Fish oil is a popular supplement for a wide variety of reasons. And although widely supported by medical professionals, it can still be difficult to understand which fish oil is right for you. In this article we break down the following:
Like most things, we must understand what it is to start…
Fish oil is derived from cold-water fish, like salmon, sardines, mackerel, and pollock for example. It is actually the certain fatty acids within the fish oil that are important to understand. For starters, Omega-3’s are probably the most widely discussed. Omega-3’s are essential fats that the body cannot naturally make, so we must get them from food or supplementation (i.e fish oil). The fish don’t actually produce omega-3 fatty acids internally, but rather they get them from a diverse diet of tiny plants, plankton, and other things they eat. The main omega-3s in fish oil are eicosapentaenoic acid (EPA) and docosahexaenoic acid (DHA), while the omega-3 in plant sources is mainly alpha-linolenic acid (ALA). Out of the three, EPA and DHA have many more health benefits.
When considering fish oil as a supplement in your diet, arguably the most important factor is the quality of the fish oil. The harsh reality is that our oceans are highly polluted which also means the fish themselves may carry harmful chemicals and toxins. It's important to choose a supplement that is free of heavy metals contaminants while also offering the right kinds and amounts of omega-3 fatty acids.
Factors to consider:
The more unsaturated a fat is, the more vulnerable it is to oxidation. Long-chain, omega-3 fats found in fish oil are the most unsaturated of the fats, and thus the most susceptible to being damaged. This is why it’s absolutely crucial to ensure that the fish oil you select is fresh and not rancid. Once it has gone rancid, it will have the exact opposite effect on your body than you want it to.
In short, it is important to get enough omega-3s because the Western diet has replaced a lot of omega-3s with other fats like omega-6s. This distorted ratio of fatty acids may contribute to numerous diseases including heart disease, cancer, strokes, lupus, eczema, and rheumatoid arthritis. Multiple risk factors for heart disease appear to be reduced by consumption of fish or fish oil.
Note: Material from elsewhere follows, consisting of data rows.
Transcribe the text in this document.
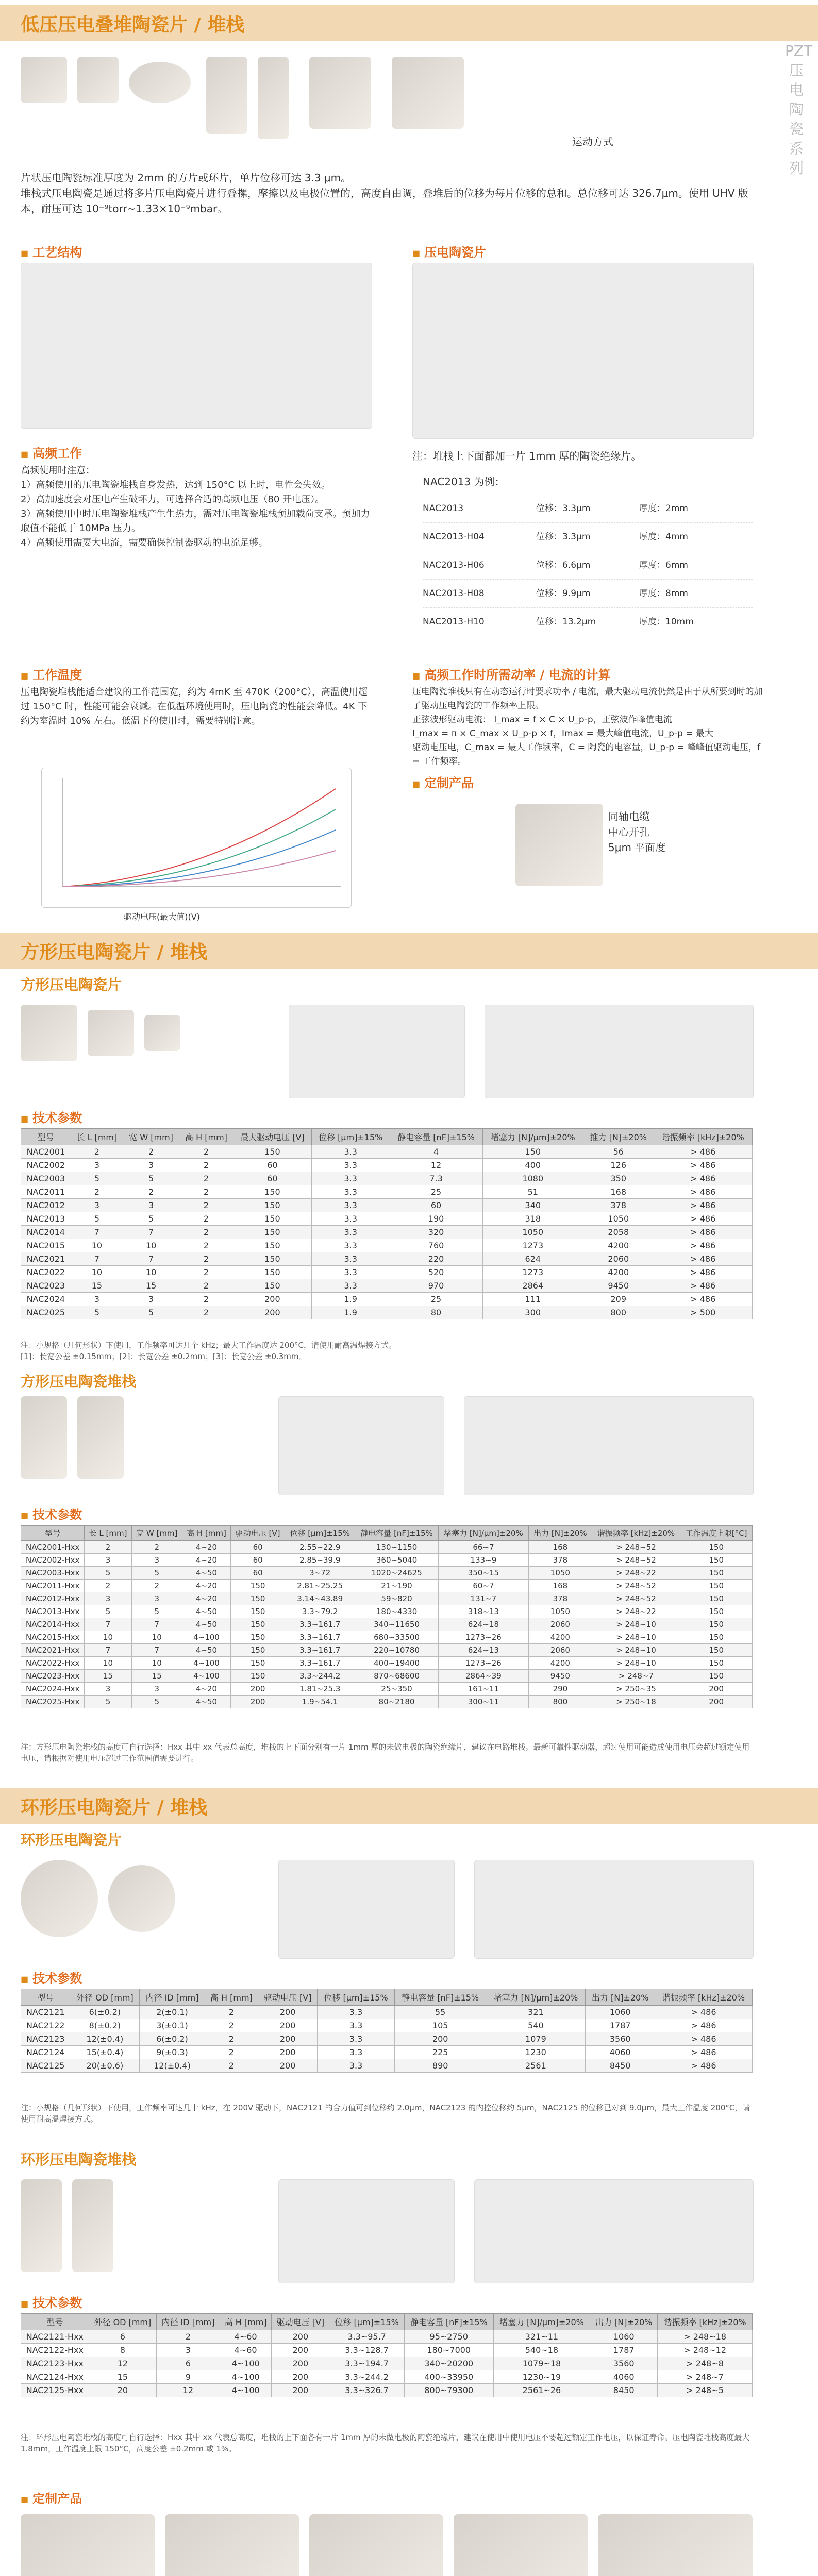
低压压电叠堆陶瓷片 / 堆栈
PZT压电陶瓷系列
运动方式
片状压电陶瓷标准厚度为 2mm 的方片或环片，单片位移可达 3.3 μm。
堆栈式压电陶瓷是通过将多片压电陶瓷片进行叠摞，摩擦以及电极位置的，高度自由调，叠堆后的位移为每片位移的总和。总位移可达 326.7μm。使用 UHV 版本，耐压可达 10⁻⁹torr~1.33×10⁻⁹mbar。
■ 工艺结构	■ 压电陶瓷片
■ 高频工作
高频使用时注意：
1）高频使用的压电陶瓷堆栈自身发热，达到 150°C 以上时，电性会失效。
2）高加速度会对压电产生破坏力，可选择合适的高频电压（80 开电压）。
3）高频使用中时压电陶瓷堆栈产生生热力，需对压电陶瓷堆栈预加载荷支承。预加力取值不能低于 10MPa 压力。
4）高频使用需要大电流，需要确保控制器驱动的电流足够。
注：堆栈上下面都加一片 1mm 厚的陶瓷绝缘片。
NAC2013 为例：
NAC2013	位移：3.3μm	厚度：2mm
NAC2013-H04	位移：3.3μm	厚度：4mm
NAC2013-H06	位移：6.6μm	厚度：6mm
NAC2013-H08	位移：9.9μm	厚度：8mm
NAC2013-H10	位移：13.2μm	厚度：10mm
■ 工作温度
压电陶瓷堆栈能适合建议的工作范围宽，约为 4mK 至 470K（200°C），高温使用超过 150°C 时，性能可能会衰减。在低温环境使用时，压电陶瓷的性能会降低。4K 下约为室温时 10% 左右。低温下的使用时，需要特别注意。
驱动电压(最大值)(V)
■ 高频工作时所需动率 / 电流的计算
压电陶瓷堆栈只有在动态运行时要求功率 / 电流，最大驱动电流仍然是由于从所要到时的加了驱动压电陶瓷的工作频率上限。
正弦波形驱动电流： I_max = f × C × U_p-p，正弦波作峰值电流
I_max = π × C_max × U_p-p × f，Imax = 最大峰值电流，U_p-p = 最大
驱动电压电，C_max = 最大工作频率，C = 陶瓷的电容量，U_p-p = 峰峰值驱动电压，f = 工作频率。
■ 定制产品
同轴电缆
中心开孔
5μm 平面度
方形压电陶瓷片 / 堆栈
方形压电陶瓷片
■ 技术参数
型号	长 L [mm]	宽 W [mm]	高 H [mm]	最大驱动电压 [V]	位移 [μm]±15%	静电容量 [nF]±15%	堵塞力 [N]/μm]±20%	推力 [N]±20%	谐振频率 [kHz]±20%
NAC2001	2	2	2	150	3.3	4	150	56	> 486
NAC2002	3	3	2	60	3.3	12	400	126	> 486
NAC2003	5	5	2	60	3.3	7.3	1080	350	> 486
NAC2011	2	2	2	150	3.3	25	51	168	> 486
NAC2012	3	3	2	150	3.3	60	340	378	> 486
NAC2013	5	5	2	150	3.3	190	318	1050	> 486
NAC2014	7	7	2	150	3.3	320	1050	2058	> 486
NAC2015	10	10	2	150	3.3	760	1273	4200	> 486
NAC2021	7	7	2	150	3.3	220	624	2060	> 486
NAC2022	10	10	2	150	3.3	520	1273	4200	> 486
NAC2023	15	15	2	150	3.3	970	2864	9450	> 486
NAC2024	3	3	2	200	1.9	25	111	209	> 486
NAC2025	5	5	2	200	1.9	80	300	800	> 500
注：小规格（几何形状）下使用，工作频率可达几个 kHz；最大工作温度达 200°C，请使用耐高温焊接方式。
[1]：长宽公差 ±0.15mm；[2]：长宽公差 ±0.2mm；[3]：长宽公差 ±0.3mm。
方形压电陶瓷堆栈
■ 技术参数
型号	长 L [mm]	宽 W [mm]	高 H [mm]	驱动电压 [V]	位移 [μm]±15%	静电容量 [nF]±15%	堵塞力 [N]/μm]±20%	出力 [N]±20%	谐振频率 [kHz]±20%	工作温度上限[°C]
NAC2001-Hxx	2	2	4~20	60	2.55~22.9	130~1150	66~7	168	> 248~52	150
NAC2002-Hxx	3	3	4~20	60	2.85~39.9	360~5040	133~9	378	> 248~52	150
NAC2003-Hxx	5	5	4~50	60	3~72	1020~24625	350~15	1050	> 248~22	150
NAC2011-Hxx	2	2	4~20	150	2.81~25.25	21~190	60~7	168	> 248~52	150
NAC2012-Hxx	3	3	4~20	150	3.14~43.89	59~820	131~7	378	> 248~52	150
NAC2013-Hxx	5	5	4~50	150	3.3~79.2	180~4330	318~13	1050	> 248~22	150
NAC2014-Hxx	7	7	4~50	150	3.3~161.7	340~11650	624~18	2060	> 248~10	150
NAC2015-Hxx	10	10	4~100	150	3.3~161.7	680~33500	1273~26	4200	> 248~10	150
NAC2021-Hxx	7	7	4~50	150	3.3~161.7	220~10780	624~13	2060	> 248~10	150
NAC2022-Hxx	10	10	4~100	150	3.3~161.7	400~19400	1273~26	4200	> 248~10	150
NAC2023-Hxx	15	15	4~100	150	3.3~244.2	870~68600	2864~39	9450	> 248~7	150
NAC2024-Hxx	3	3	4~20	200	1.81~25.3	25~350	161~11	290	> 250~35	200
NAC2025-Hxx	5	5	4~50	200	1.9~54.1	80~2180	300~11	800	> 250~18	200
注：方形压电陶瓷堆栈的高度可自行选择：Hxx 其中 xx 代表总高度，堆栈的上下面分别有一片 1mm 厚的未做电极的陶瓷绝缘片，建议在电路堆栈。最新可靠性驱动器，超过使用可能造成使用电压会超过额定使用电压，请根据对使用电压超过工作范围值需要进行。
环形压电陶瓷片 / 堆栈
环形压电陶瓷片
■ 技术参数
型号	外径 OD [mm]	内径 ID [mm]	高 H [mm]	驱动电压 [V]	位移 [μm]±15%	静电容量 [nF]±15%	堵塞力 [N]/μm]±20%	出力 [N]±20%	谐振频率 [kHz]±20%
NAC2121	6(±0.2)	2(±0.1)	2	200	3.3	55	321	1060	> 486
NAC2122	8(±0.2)	3(±0.1)	2	200	3.3	105	540	1787	> 486
NAC2123	12(±0.4)	6(±0.2)	2	200	3.3	200	1079	3560	> 486
NAC2124	15(±0.4)	9(±0.3)	2	200	3.3	225	1230	4060	> 486
NAC2125	20(±0.6)	12(±0.4)	2	200	3.3	890	2561	8450	> 486
注：小规格（几何形状）下使用，工作频率可达几十 kHz，在 200V 驱动下，NAC2121 的合力值可到位移约 2.0μm，NAC2123 的内控位移约 5μm，NAC2125 的位移已对到 9.0μm，最大工作温度 200°C，请使用耐高温焊接方式。
环形压电陶瓷堆栈
■ 技术参数
型号	外径 OD [mm]	内径 ID [mm]	高 H [mm]	驱动电压 [V]	位移 [μm]±15%	静电容量 [nF]±15%	堵塞力 [N]/μm]±20%	出力 [N]±20%	谐振频率 [kHz]±20%
NAC2121-Hxx	6	2	4~60	200	3.3~95.7	95~2750	321~11	1060	> 248~18
NAC2122-Hxx	8	3	4~60	200	3.3~128.7	180~7000	540~18	1787	> 248~12
NAC2123-Hxx	12	6	4~100	200	3.3~194.7	340~20200	1079~18	3560	> 248~8
NAC2124-Hxx	15	9	4~100	200	3.3~244.2	400~33950	1230~19	4060	> 248~7
NAC2125-Hxx	20	12	4~100	200	3.3~326.7	800~79300	2561~26	8450	> 248~5
注：环形压电陶瓷堆栈的高度可自行选择：Hxx 其中 xx 代表总高度，堆栈的上下面各有一片 1mm 厚的未做电极的陶瓷绝缘片，建议在使用中使用电压不要超过额定工作电压，以保证寿命。压电陶瓷堆栈高度最大 1.8mm，工作温度上限 150°C，高度公差 ±0.2mm 或 1%。
■ 定制产品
Whether it is increasing levels of “good” HDL cholesterol, lowering triglycerides, helping reduce blood pressure, preventing the plaques that cause your arteries to harden, or reducing inflammation, a high quality fish oil can aid in all of the above.
Bottom line - Omega-3s fight inflammation and may help prevent heart disease and a decline in brain function. They can also contribute to normal brain, eye, and mood development. Most people are simply not getting enough of these healthy fats in their normal diets.
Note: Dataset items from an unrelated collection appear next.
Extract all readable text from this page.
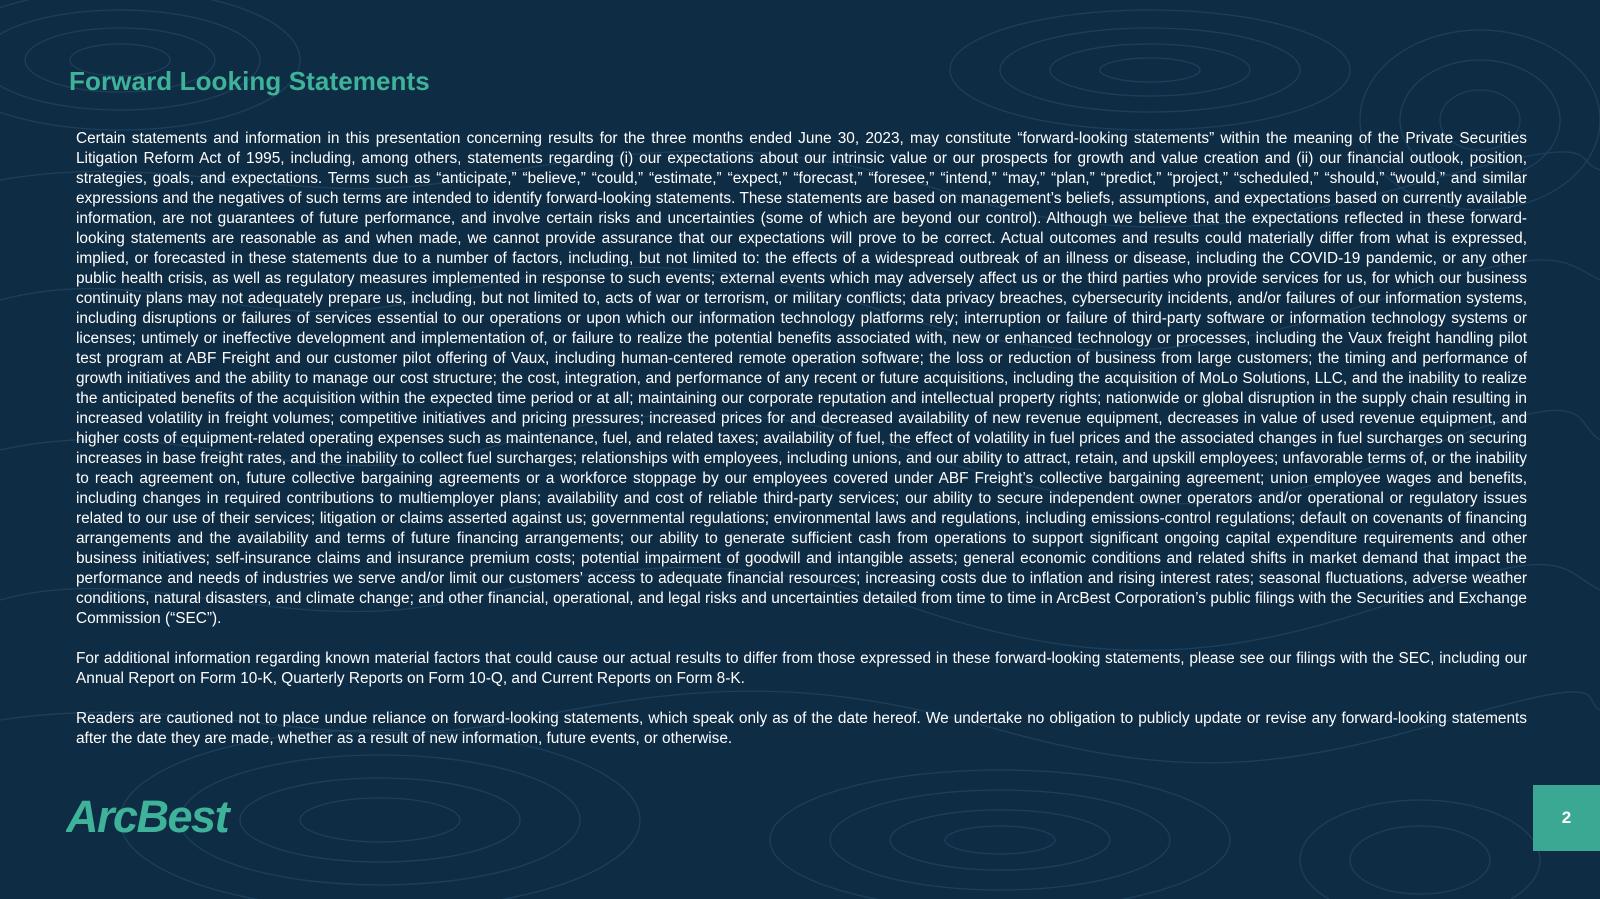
Forward Looking Statements

Certain statements and information in this presentation concerning results for the three months ended June 30, 2023, may constitute “forward-looking statements” within the meaning of the Private Securities Litigation Reform Act of 1995, including, among others, statements regarding (i) our expectations about our intrinsic value or our prospects for growth and value creation and (ii) our financial outlook, position, strategies, goals, and expectations. Terms such as “anticipate,” “believe,” “could,” “estimate,” “expect,” “forecast,” “foresee,” “intend,” “may,” “plan,” “predict,” “project,” “scheduled,” “should,” “would,” and similar expressions and the negatives of such terms are intended to identify forward-looking statements. These statements are based on management’s beliefs, assumptions, and expectations based on currently available information, are not guarantees of future performance, and involve certain risks and uncertainties (some of which are beyond our control). Although we believe that the expectations reflected in these forward-looking statements are reasonable as and when made, we cannot provide assurance that our expectations will prove to be correct. Actual outcomes and results could materially differ from what is expressed, implied, or forecasted in these statements due to a number of factors, including, but not limited to: the effects of a widespread outbreak of an illness or disease, including the COVID-19 pandemic, or any other public health crisis, as well as regulatory measures implemented in response to such events; external events which may adversely affect us or the third parties who provide services for us, for which our business continuity plans may not adequately prepare us, including, but not limited to, acts of war or terrorism, or military conflicts; data privacy breaches, cybersecurity incidents, and/or failures of our information systems, including disruptions or failures of services essential to our operations or upon which our information technology platforms rely; interruption or failure of third-party software or information technology systems or licenses; untimely or ineffective development and implementation of, or failure to realize the potential benefits associated with, new or enhanced technology or processes, including the Vaux freight handling pilot test program at ABF Freight and our customer pilot offering of Vaux, including human-centered remote operation software; the loss or reduction of business from large customers; the timing and performance of growth initiatives and the ability to manage our cost structure; the cost, integration, and performance of any recent or future acquisitions, including the acquisition of MoLo Solutions, LLC, and the inability to realize the anticipated benefits of the acquisition within the expected time period or at all; maintaining our corporate reputation and intellectual property rights; nationwide or global disruption in the supply chain resulting in increased volatility in freight volumes; competitive initiatives and pricing pressures; increased prices for and decreased availability of new revenue equipment, decreases in value of used revenue equipment, and higher costs of equipment-related operating expenses such as maintenance, fuel, and related taxes; availability of fuel, the effect of volatility in fuel prices and the associated changes in fuel surcharges on securing increases in base freight rates, and the inability to collect fuel surcharges; relationships with employees, including unions, and our ability to attract, retain, and upskill employees; unfavorable terms of, or the inability to reach agreement on, future collective bargaining agreements or a workforce stoppage by our employees covered under ABF Freight’s collective bargaining agreement; union employee wages and benefits, including changes in required contributions to multiemployer plans; availability and cost of reliable third-party services; our ability to secure independent owner operators and/or operational or regulatory issues related to our use of their services; litigation or claims asserted against us; governmental regulations; environmental laws and regulations, including emissions-control regulations; default on covenants of financing arrangements and the availability and terms of future financing arrangements; our ability to generate sufficient cash from operations to support significant ongoing capital expenditure requirements and other business initiatives; self-insurance claims and insurance premium costs; potential impairment of goodwill and intangible assets; general economic conditions and related shifts in market demand that impact the performance and needs of industries we serve and/or limit our customers’ access to adequate financial resources; increasing costs due to inflation and rising interest rates; seasonal fluctuations, adverse weather conditions, natural disasters, and climate change; and other financial, operational, and legal risks and uncertainties detailed from time to time in ArcBest Corporation’s public filings with the Securities and Exchange Commission (“SEC”).

For additional information regarding known material factors that could cause our actual results to differ from those expressed in these forward-looking statements, please see our filings with the SEC, including our Annual Report on Form 10-K, Quarterly Reports on Form 10-Q, and Current Reports on Form 8-K.

Readers are cautioned not to place undue reliance on forward-looking statements, which speak only as of the date hereof. We undertake no obligation to publicly update or revise any forward-looking statements after the date they are made, whether as a result of new information, future events, or otherwise.

ArcBest	2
According to the Mayo Clinic, studies suggest that fish oil supplements help reduce joint pain caused by excessive inflammation. Patients with rheumatoid arthritis have been recorded as seeing improvements in morning stiffness and general relief in joint pain to the point where anti-inflammatory medications were no longer necessary. Allowing arthritis patients to lower, if not eliminate, their dose of non-steroidal anti-inflammatory drugs (NSAIDs) while also reducing their day-to-day pain is a powerful concept. Fish oil in relation to joint pain has been widely studied and widely supported for many years. As we continue to study the benefits of Omega-3 fatty acids for arthritis the outlook becomes more and more promising.
EPA and DHA dosage recommendations vary depending on your age and health.
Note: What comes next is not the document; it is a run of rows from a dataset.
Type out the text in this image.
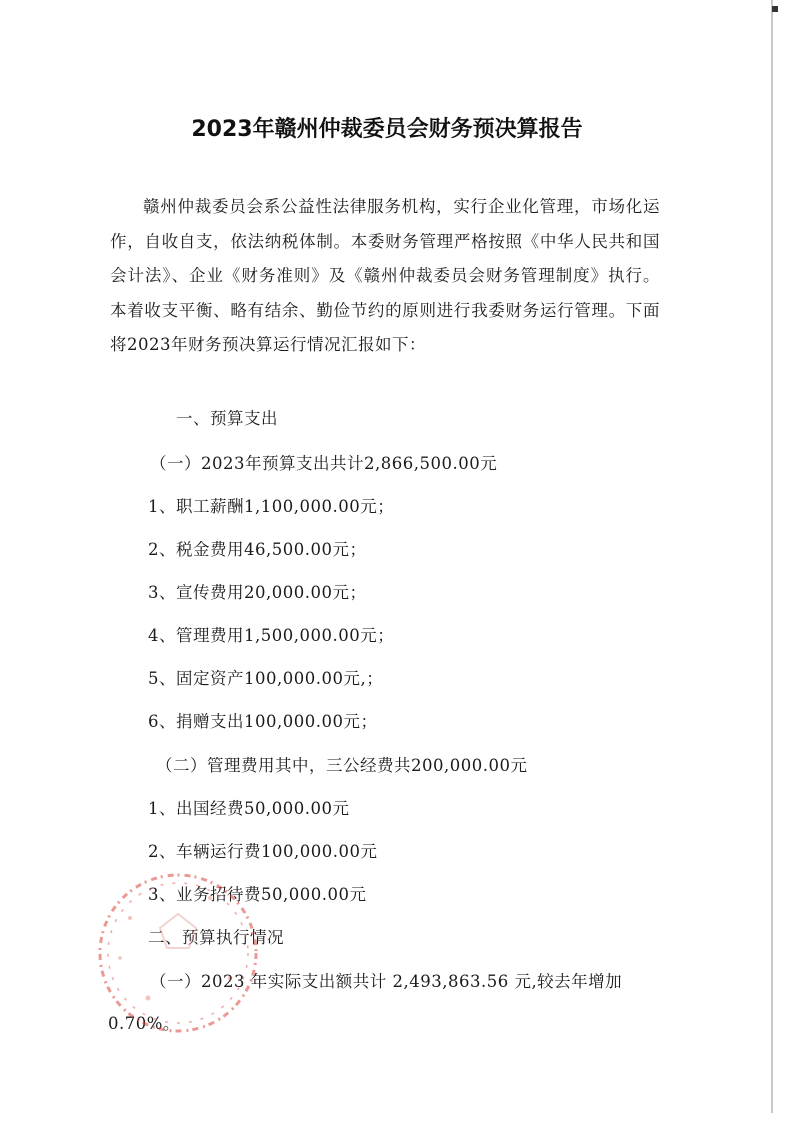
2023年赣州仲裁委员会财务预决算报告
赣州仲裁委员会系公益性法律服务机构，实行企业化管理，市场化运作，自收自支，依法纳税体制。本委财务管理严格按照《中华人民共和国会计法》、企业《财务准则》及《赣州仲裁委员会财务管理制度》执行。本着收支平衡、略有结余、勤俭节约的原则进行我委财务运行管理。下面将2023年财务预决算运行情况汇报如下：
一、预算支出
（一）2023年预算支出共计2,866,500.00元
1、职工薪酬1,100,000.00元；
2、税金费用46,500.00元；
3、宣传费用20,000.00元；
4、管理费用1,500,000.00元；
5、固定资产100,000.00元,；
6、捐赠支出100,000.00元；
（二）管理费用其中，三公经费共200,000.00元
1、出国经费50,000.00元
2、车辆运行费100,000.00元
3、业务招待费50,000.00元
二、预算执行情况
（一）2023 年实际支出额共计 2,493,863.56 元,较去年增加
0.70%。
The Food and Drug Administration recommends consuming no more than 3 grams (3,000mg) per day of EPA and DHA combined, including up to 2 grams (2,000mg) per day from dietary supplements. Higher doses are often used to lower triglycerides, but you should only do so under the guidance of your healthcare professional. Sourcing a high quality fish oil and making sure you are getting what is on the label is very important. It is also important to consider getting your fish oil from a smaller fish since larger fish tend to be more prone to high mercury levels.